[
https://issues.apache.org/jira/browse/MAPREDUCE-1347?page=com.atlassian.jira.plugin.system.issuetabpanels:all-tabpanel
]
Todd Lipcon updated MAPREDUCE-1347:
-----------------------------------
Status: Open (was: Patch Available)
I don't think this double-checked locking is safe. One thread may be calling
put() on the map while another is calling get() outside the synchronized
section. This can cause the getter to throw an exception or sometimes even
return the wrong entry.
> Missing synchronization in MultipleOutputFormat
> -----------------------------------------------
>
> Key: MAPREDUCE-1347
> URL: https://issues.apache.org/jira/browse/MAPREDUCE-1347
> Project: Hadoop Map/Reduce
> Issue Type: Bug
> Affects Versions: 0.21.0, 0.20.2, 0.22.0
> Reporter: Todd Lipcon
> Assignee: Harsh J Chouraria
> Attachments: mapreduce.1347.r1.diff
>
>
> MultipleOutputFormat's RecordWriter implementation doesn't use
> synchronization when accessing the recordWriters member. When using
> multithreaded mappers or reducers, this can result in problems where two
> threads will both try to create the same file, causing
> AlreadyBeingCreatedException.

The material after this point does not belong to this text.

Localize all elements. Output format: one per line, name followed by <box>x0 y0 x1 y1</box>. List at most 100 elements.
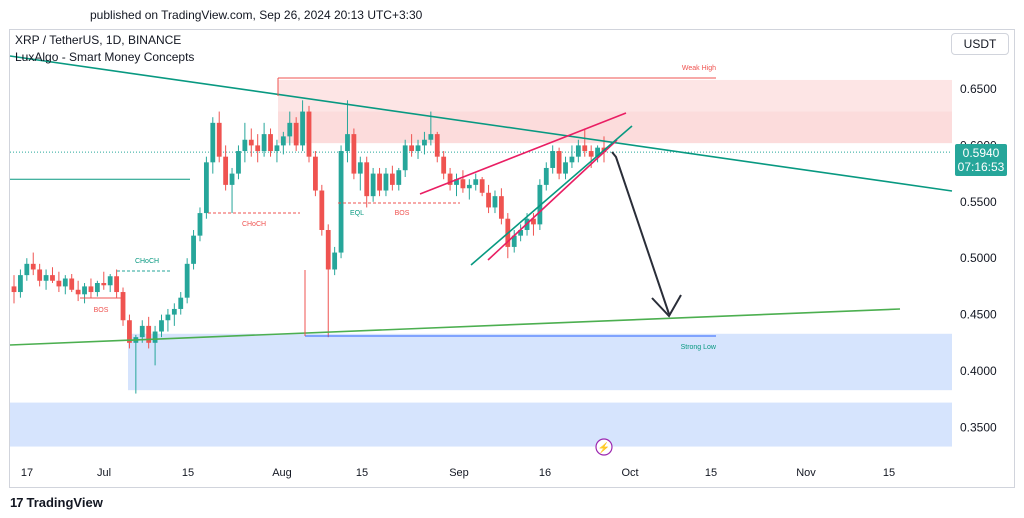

Doing this more fine-grained than just
> synchronizing the whole method is probably a good idea, so that multithreaded
> mappers can actually achieve parallelism writing into separate output streams.
> From what I can tell, the new API's MultipleOutputs seems not to have this
> issue.
--
This message is automatically generated by JIRA.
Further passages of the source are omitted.